Interview de Charles Lankar, médecin généraliste sur le tournoi depuis 1996.
BLOG : Exercez-vous seulement sur cet évènement ?
Charles L. : Non, je me rends également sur le tournoi de l’Open de Nice avec la même équipe.
BLOG : Suivez-vous les joueurs régulièrement ?
Charles L. : Je m’occupe de tous les joueurs de passage dans la région, et quand ils ont besoin de moi, ils m’appellent.
BLOG : Quels types de blessures sont les plus fréquentes ?
Charles L. : Les blessures les plus fréquentes sont le coude, le poignet et surtout les épaules.
Contrairement à la terre battue, la surface à jouer des terrains du Palais des Sports est agressive. En effet, le freinage s’effectue sans glissade et les genoux souffrent (tendinites rotuliennes)
BLOG : Quelle est la blessure la plus impressionnante que vous ayez vue ?
Charles L. : Les blessures les plus impressionnantes sont souvent les ruptures musculaires. La déchirure du muscle du moyen fessier, au cours d’un Open précédent, m’a particulièrement marquée.
BLOG : La récupération pour une blessure la plus rapide que vous ayez connue ?
Charles L. : C’était Ancic qui avait un ongle incarné infecté mais il s’en est remis d’une manière hallucinante. Il est d’ailleurs allé jusqu’en finale mais il a perdu.
BLOG : Considérez vous avoir un rôle « extra médical » ?
De conseil et d’écoute auprès des joueurs ?
Charles L. : C’est le seul endroit protégé, le contact est étroit et intime.
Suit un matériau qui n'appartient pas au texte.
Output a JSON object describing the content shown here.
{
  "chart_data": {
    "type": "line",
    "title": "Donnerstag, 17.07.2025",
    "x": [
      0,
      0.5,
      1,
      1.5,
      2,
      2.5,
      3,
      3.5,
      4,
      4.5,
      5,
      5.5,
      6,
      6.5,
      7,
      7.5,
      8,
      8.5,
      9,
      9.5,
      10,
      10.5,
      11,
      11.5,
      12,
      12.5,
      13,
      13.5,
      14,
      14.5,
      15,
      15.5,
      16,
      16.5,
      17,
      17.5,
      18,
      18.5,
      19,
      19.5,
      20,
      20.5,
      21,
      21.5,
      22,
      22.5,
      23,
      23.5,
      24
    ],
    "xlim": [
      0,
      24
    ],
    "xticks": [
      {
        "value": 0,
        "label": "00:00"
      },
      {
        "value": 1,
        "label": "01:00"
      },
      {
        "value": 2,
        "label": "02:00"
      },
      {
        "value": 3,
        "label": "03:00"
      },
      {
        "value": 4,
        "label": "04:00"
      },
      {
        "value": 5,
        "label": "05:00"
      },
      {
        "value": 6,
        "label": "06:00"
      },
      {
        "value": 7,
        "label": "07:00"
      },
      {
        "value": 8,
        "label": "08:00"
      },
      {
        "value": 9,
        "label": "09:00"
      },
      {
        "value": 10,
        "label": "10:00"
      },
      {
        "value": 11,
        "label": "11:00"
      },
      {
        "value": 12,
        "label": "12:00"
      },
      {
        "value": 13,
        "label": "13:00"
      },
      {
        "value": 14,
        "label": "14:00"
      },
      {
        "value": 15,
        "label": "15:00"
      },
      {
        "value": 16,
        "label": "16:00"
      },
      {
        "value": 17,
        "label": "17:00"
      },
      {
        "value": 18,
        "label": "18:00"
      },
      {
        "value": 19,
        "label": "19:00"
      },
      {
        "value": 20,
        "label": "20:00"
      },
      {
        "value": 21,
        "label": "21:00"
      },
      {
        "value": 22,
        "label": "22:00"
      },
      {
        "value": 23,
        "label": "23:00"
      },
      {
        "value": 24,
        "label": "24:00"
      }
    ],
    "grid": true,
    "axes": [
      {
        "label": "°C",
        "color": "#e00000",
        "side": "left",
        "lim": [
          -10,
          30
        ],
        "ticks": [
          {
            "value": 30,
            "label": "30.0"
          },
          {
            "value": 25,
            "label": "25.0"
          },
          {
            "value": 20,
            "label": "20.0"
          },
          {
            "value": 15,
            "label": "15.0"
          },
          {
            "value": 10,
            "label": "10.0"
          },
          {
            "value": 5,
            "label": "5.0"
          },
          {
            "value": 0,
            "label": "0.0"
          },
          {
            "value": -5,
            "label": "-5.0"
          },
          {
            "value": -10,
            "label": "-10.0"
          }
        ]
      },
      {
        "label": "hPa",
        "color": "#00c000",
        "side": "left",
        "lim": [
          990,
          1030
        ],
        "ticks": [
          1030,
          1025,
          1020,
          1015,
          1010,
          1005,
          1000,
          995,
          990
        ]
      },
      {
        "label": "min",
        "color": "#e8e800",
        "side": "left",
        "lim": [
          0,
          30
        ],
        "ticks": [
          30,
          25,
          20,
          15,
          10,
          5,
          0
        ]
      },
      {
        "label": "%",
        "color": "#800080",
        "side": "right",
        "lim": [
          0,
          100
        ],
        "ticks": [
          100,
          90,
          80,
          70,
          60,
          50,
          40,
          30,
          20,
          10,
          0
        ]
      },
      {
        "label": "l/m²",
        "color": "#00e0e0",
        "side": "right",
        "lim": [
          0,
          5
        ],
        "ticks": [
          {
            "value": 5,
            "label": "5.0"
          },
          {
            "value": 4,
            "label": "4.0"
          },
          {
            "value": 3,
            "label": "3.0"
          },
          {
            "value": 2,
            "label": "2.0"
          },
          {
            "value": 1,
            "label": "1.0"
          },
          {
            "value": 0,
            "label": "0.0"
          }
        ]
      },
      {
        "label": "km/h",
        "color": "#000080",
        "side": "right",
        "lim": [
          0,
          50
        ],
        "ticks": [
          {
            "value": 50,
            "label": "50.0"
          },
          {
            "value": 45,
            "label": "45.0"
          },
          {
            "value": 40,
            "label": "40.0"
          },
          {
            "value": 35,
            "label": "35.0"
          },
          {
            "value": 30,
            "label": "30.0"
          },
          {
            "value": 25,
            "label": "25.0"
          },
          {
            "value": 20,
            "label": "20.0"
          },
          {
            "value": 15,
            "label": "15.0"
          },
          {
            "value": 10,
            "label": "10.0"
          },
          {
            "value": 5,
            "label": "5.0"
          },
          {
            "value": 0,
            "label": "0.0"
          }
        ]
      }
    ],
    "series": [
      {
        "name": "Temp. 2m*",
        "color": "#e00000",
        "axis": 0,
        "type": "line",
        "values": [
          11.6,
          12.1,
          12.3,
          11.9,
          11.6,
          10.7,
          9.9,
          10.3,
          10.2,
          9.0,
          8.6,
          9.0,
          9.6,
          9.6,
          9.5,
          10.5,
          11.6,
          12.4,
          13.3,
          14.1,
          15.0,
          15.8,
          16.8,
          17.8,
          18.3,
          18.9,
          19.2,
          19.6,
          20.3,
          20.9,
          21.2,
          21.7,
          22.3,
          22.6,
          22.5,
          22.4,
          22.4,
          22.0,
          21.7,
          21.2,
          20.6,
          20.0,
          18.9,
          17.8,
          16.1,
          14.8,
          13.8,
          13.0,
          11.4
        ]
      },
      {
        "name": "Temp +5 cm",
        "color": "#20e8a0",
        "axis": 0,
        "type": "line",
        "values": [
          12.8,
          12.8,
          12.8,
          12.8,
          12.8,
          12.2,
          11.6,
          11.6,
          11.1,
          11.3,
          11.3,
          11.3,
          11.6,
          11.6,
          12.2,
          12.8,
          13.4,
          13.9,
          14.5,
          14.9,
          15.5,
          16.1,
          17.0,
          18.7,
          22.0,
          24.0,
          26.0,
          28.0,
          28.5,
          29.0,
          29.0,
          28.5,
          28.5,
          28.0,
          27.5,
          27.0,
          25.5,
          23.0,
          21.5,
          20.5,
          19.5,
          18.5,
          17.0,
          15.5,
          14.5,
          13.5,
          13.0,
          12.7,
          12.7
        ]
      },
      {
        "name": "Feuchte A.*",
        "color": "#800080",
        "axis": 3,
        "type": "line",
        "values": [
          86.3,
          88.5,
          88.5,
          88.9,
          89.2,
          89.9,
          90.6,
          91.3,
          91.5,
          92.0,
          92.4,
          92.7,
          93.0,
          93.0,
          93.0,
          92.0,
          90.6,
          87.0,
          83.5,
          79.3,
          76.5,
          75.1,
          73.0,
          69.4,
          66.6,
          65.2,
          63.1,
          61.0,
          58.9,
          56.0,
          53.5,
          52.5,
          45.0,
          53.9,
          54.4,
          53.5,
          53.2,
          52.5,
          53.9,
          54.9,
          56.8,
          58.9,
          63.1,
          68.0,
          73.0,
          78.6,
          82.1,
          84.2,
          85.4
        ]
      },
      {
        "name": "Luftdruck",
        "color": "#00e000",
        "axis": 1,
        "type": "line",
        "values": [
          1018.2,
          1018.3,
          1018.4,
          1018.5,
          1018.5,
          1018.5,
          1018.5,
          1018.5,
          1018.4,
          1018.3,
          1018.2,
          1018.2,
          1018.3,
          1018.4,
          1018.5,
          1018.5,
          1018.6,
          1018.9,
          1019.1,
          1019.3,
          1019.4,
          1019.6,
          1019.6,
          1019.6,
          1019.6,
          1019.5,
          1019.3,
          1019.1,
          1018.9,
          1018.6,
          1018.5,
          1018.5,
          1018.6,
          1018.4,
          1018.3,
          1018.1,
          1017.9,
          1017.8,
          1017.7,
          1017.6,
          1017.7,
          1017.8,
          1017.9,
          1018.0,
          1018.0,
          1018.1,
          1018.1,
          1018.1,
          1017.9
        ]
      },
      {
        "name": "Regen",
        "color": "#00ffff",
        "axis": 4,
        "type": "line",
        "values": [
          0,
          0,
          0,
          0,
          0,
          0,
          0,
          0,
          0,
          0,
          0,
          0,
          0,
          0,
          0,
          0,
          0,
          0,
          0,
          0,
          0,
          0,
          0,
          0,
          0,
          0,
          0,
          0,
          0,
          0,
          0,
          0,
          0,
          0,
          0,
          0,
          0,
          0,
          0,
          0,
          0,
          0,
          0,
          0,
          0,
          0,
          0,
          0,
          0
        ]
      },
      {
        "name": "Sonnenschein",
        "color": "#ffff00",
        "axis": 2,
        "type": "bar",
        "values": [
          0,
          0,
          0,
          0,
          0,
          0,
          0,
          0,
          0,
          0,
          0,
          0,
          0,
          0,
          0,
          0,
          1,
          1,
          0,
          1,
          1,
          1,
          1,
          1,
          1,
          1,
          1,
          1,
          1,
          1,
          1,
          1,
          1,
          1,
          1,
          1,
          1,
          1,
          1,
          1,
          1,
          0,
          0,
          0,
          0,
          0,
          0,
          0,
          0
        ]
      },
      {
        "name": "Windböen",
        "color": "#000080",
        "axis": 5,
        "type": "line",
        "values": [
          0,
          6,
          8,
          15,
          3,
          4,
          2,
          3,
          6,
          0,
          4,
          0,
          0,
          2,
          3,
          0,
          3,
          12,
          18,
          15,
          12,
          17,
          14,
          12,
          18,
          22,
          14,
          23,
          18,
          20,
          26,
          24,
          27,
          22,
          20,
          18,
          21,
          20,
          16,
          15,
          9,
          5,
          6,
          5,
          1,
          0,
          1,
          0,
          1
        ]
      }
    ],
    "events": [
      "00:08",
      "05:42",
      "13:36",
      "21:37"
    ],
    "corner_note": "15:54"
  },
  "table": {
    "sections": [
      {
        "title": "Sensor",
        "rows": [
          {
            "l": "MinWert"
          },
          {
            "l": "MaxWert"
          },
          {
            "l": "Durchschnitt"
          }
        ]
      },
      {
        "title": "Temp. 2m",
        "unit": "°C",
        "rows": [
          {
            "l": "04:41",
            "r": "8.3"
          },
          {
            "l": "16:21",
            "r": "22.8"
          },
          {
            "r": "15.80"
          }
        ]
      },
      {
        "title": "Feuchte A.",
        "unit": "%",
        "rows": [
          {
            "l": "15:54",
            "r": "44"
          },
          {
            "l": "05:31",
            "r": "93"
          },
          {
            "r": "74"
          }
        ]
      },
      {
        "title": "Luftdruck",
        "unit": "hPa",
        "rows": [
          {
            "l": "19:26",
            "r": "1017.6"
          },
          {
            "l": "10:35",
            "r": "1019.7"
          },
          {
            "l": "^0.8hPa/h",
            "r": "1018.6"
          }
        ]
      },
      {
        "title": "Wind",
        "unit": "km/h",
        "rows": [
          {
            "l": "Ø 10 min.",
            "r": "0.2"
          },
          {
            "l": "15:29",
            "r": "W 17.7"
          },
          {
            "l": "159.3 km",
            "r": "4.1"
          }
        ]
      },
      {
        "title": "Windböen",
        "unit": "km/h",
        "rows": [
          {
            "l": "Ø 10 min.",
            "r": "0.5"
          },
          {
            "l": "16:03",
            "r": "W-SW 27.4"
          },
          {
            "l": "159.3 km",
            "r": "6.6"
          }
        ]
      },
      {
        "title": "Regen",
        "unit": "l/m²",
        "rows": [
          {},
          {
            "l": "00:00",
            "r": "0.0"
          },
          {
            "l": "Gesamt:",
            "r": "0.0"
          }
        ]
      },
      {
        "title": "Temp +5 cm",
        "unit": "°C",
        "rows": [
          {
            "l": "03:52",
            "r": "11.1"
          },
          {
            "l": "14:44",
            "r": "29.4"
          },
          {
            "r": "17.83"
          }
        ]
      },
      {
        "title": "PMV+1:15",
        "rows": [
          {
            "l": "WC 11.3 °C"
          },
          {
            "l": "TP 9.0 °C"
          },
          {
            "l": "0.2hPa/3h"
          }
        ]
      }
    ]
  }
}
Nous avons une relation de soignant et soigné, avec une confidentialité évidente.
BLOG : Décrivez nous une séance type d’avant match.
Charles L. : Une séance de strech / massage chauffant / séance de strap / protection des zones sensibles : voute plantaire / doigts
BLOG : En cas de blessure d’un joueur, qui prend la décision de ne pas jouer le match ?
Charles L. : C’est un accord théorique entre le docteur et le joueur. On ne peut pas forcer un joueur à disputer un match. On peut seulement le conseiller du risque s’il continue son match.
BLOG : Avez-vous une relation privilégiée avec un des joueurs ?
Charles L. : Les relations sont en général plus « intimes » et privilégiées avec les joueurs francophones, mais cette année nous avons sympathisé avec Cilic et Tursunov qui ont passé beaucoup de temps au centre médical.